Determine the volume of \(0.225 \mathrm{M} \mathrm{KOH}\) solution required to neutralize each sample of sulfuric acid. The neutralization reaction is: $$ \mathrm{H}_{2} \mathrm{SO}_{4}(a q)+2 \mathrm{KOH}(a q) \longrightarrow \mathrm{K}_{2} \mathrm{SO}_{4}(a q)+2 \mathrm{H}_{2} \mathrm{O}(l) $$ (a) \(45 \mathrm{~mL}\) of \(0.225 \mathrm{M} \mathrm{H}_{2} \mathrm{SO}_{4}\) (b) \(185 \mathrm{~mL}\) of \(0.125 \mathrm{M} \mathrm{H}_{2} \mathrm{SO}_{4}\) (c) \(75 \mathrm{~mL}\) of \(0.100 \mathrm{M} \mathrm{H}_{2} \mathrm{SO}_{4}\)

Chemical stoichiometry is the branch of chemistry that deals with determining the relative quantities of reactants and products involved in a chemical reaction. It is rooted in the law of conservation of mass, which states that matter cannot be created or destroyed in a chemical reaction. Thus, the amount of each element must be the same in the reactants and products.

Starting with a balanced chemical equation, like the neutralization reaction between sulfuric acid \( \mathrm{H}_{2} \mathrm{SO}_{4} \) and potassium hydroxide \( \mathrm{KOH} \) given in the exercise, stoichiometry allows us to calculate the exact amount of reactants needed to react completely without excess, or to predict the amount of product produced.

To perform these calculations in the context of neutralization, we identify that one mole of sulfuric acid reacts with two moles of potassium hydroxide.
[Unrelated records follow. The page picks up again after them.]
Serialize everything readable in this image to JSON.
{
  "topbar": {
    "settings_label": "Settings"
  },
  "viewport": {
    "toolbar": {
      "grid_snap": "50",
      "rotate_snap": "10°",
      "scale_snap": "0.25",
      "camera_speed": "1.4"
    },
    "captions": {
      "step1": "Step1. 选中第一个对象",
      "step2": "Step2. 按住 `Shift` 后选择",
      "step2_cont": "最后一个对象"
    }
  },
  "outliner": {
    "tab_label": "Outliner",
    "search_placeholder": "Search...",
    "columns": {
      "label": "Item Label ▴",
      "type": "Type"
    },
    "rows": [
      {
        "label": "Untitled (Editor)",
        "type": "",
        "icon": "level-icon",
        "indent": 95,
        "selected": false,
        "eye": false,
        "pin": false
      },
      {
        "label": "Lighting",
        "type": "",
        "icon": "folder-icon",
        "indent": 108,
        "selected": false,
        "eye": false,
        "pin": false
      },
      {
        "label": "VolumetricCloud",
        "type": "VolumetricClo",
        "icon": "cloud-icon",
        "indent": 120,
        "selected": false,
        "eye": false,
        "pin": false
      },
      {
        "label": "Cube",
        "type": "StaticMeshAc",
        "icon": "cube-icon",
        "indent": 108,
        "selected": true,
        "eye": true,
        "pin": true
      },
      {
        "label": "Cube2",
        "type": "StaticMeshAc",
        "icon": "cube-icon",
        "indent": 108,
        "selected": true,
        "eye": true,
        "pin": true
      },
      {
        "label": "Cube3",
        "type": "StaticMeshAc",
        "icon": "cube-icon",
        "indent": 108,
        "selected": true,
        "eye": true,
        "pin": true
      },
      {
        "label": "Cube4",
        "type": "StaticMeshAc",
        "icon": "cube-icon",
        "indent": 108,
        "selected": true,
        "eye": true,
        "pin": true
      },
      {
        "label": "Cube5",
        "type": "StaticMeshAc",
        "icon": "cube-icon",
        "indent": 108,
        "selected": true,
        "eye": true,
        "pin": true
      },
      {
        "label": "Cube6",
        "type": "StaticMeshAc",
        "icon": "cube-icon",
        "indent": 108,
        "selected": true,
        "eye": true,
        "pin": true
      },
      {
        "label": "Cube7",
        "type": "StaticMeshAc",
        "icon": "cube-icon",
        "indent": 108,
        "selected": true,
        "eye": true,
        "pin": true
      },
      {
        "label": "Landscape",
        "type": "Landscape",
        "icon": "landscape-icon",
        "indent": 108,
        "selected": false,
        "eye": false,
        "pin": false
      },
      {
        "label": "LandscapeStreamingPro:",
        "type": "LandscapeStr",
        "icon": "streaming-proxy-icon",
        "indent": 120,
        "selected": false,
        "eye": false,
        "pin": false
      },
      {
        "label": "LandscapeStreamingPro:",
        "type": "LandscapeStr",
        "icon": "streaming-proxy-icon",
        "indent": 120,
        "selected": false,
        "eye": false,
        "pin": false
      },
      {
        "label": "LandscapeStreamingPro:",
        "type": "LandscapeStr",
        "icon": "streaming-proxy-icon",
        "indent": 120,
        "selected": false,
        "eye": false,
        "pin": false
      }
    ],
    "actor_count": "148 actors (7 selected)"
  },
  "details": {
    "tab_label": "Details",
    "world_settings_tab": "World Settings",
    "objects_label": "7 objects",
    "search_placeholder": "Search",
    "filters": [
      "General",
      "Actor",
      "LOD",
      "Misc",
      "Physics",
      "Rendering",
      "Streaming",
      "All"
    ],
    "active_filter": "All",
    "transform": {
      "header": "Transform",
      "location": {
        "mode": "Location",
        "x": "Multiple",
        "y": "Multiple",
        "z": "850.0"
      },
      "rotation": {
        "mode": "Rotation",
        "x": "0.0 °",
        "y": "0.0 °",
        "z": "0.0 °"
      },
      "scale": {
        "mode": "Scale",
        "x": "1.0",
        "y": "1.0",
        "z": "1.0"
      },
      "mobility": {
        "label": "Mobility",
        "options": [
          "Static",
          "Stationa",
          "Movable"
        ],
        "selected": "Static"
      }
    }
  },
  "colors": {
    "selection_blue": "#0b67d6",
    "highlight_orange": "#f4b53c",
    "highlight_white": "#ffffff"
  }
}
Knowing this ratio is crucial for determining the volumes of KOH solution required to neutralize given volumes of sulfuric acid solution, an application of stoichiometry.

Molarity, denoted by \( M \), is a measurement of the concentration of a solute in a solution. It is defined as the number of moles of solute dissolved in one liter of solution. The molarity equation is: \[ M = \frac{\text{moles of solute}}{\text{liters of solution}} \]

Understanding molarity is essential for preparing solutions in a lab and for conducting reactions that require precise reactant concentrations, such as the neutralization reaction described in the exercise. By using the molarity and volume of the sulfuric acid, \( \text{moles} = \text{molarity} \times \text{volume in liters} \), we calculated the moles of acid, which was subsequently used to calculate the volume of KOH needed for neutralization based on the stoichiometry of the reaction.

Acid-base titration is a laboratory procedure used to determine the concentration of an unknown acid or base by neutralizing it with a base or acid of known concentration, respectively.

In a typical titration, the known solution (the titrant) is added gradually from a burette to the unknown solution (the analyte) until the reaction reaches the endpoint, signifying neutralization. An indicator is often used to visually signify the endpoint of the titration.

The exercise illustrates the concept through a hypothetical titration process where KOH, the titrant, is added to sulfuric acid, the analyte, until neutralization. The volume of KOH required gives us information about the amount of sulfuric acid present, which can be used to determine its concentration if it were unknown.

The mole concept is a fundamental building block in chemistry that relates mass to number of atoms or molecules. One mole contains exactly \(6.022 \times 10^{23}\) entities (Avogadro’s number), whether they are atoms, ions, or molecules.

In the context of the exercise problem, we use the mole concept to convert between moles and volumes using the molarity of the solutions. As the problems deal with a liquid solution, understanding the relationship between moles, molarity, and volume is crucial for solving for the unknown volumes of KOH required for neutralization.

By finding the number of moles of sulfuric acid in each sample and knowing that the stoichiometry of the reaction requires twice the number of moles of KOH, we directly apply the mole concept to find the volumes of a KOH solution of a certain molarity that will neutralize those amounts of sulfuric acid.